Pemkot Palu Kembali Sosialisasikan Lomba Kawasan Adipura

banner 780x80

Palu,- Target besar pemerintahan Hadianto Rasyid guna mendorong kota Palu meraih adipura perlu mendapatkan apresiasi. Hari ini, Minggu (12/09/2021) meskipun hari libur, Wali kota Palu, H. Hadianto Rasyid turun bersama Tim Perempuan Adipura kota Palu kembali melakukan sosialisasi Lomba Kawasan Adipura yang dilaksanakan di dua titik, yakni kecamatan Palu Timur dan kecamatan Mantikulore.

Dalam arahannya, Wali kota Hadi yang didampingi Ketua Tim Perempuan Adipura Kota Palu Diah Puspita menyebut, bahwa tantangan membawa kota Palu menjadi kota Adipura sangat besar dan butuh support dari masyarakat, sehingga dengan adanya Perempuan Adipura diharapkan bisa bekerja sama.

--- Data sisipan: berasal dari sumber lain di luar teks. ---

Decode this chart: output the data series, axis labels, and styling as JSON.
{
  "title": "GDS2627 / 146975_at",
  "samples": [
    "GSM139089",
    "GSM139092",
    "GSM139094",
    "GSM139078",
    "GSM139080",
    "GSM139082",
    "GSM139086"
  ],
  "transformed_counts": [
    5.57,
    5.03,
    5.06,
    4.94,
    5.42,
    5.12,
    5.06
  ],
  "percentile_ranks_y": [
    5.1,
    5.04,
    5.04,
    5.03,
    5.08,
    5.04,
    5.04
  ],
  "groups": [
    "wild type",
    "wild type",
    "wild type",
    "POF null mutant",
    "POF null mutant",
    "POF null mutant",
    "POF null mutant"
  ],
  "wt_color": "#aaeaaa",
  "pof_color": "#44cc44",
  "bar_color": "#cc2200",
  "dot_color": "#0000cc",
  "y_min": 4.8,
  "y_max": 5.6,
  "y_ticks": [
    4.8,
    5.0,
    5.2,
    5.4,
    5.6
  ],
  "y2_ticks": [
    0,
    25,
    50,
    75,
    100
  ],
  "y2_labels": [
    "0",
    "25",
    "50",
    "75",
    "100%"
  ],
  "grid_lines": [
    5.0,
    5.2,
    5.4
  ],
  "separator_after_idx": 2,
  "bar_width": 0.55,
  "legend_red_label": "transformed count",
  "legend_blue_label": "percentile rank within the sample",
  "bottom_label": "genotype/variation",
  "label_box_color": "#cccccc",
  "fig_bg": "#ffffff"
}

“Berbicara Adipura bukan hanya berbicara persoalan sampah, namun juga keindahan, kerapian, maupun ketertiban. Dibutuhkan usaha yang besar,” ujarnya.

Menurutnya, kegiatan ini bukan hanya seremonial semata, tapi pihaknya ingin membuat kota Palu bersih, nyaman, tertib, bahkan meraih Adipura tahun 2023 mendatang. Olehnya dibutuhkan peran serta dari semua masyarakat.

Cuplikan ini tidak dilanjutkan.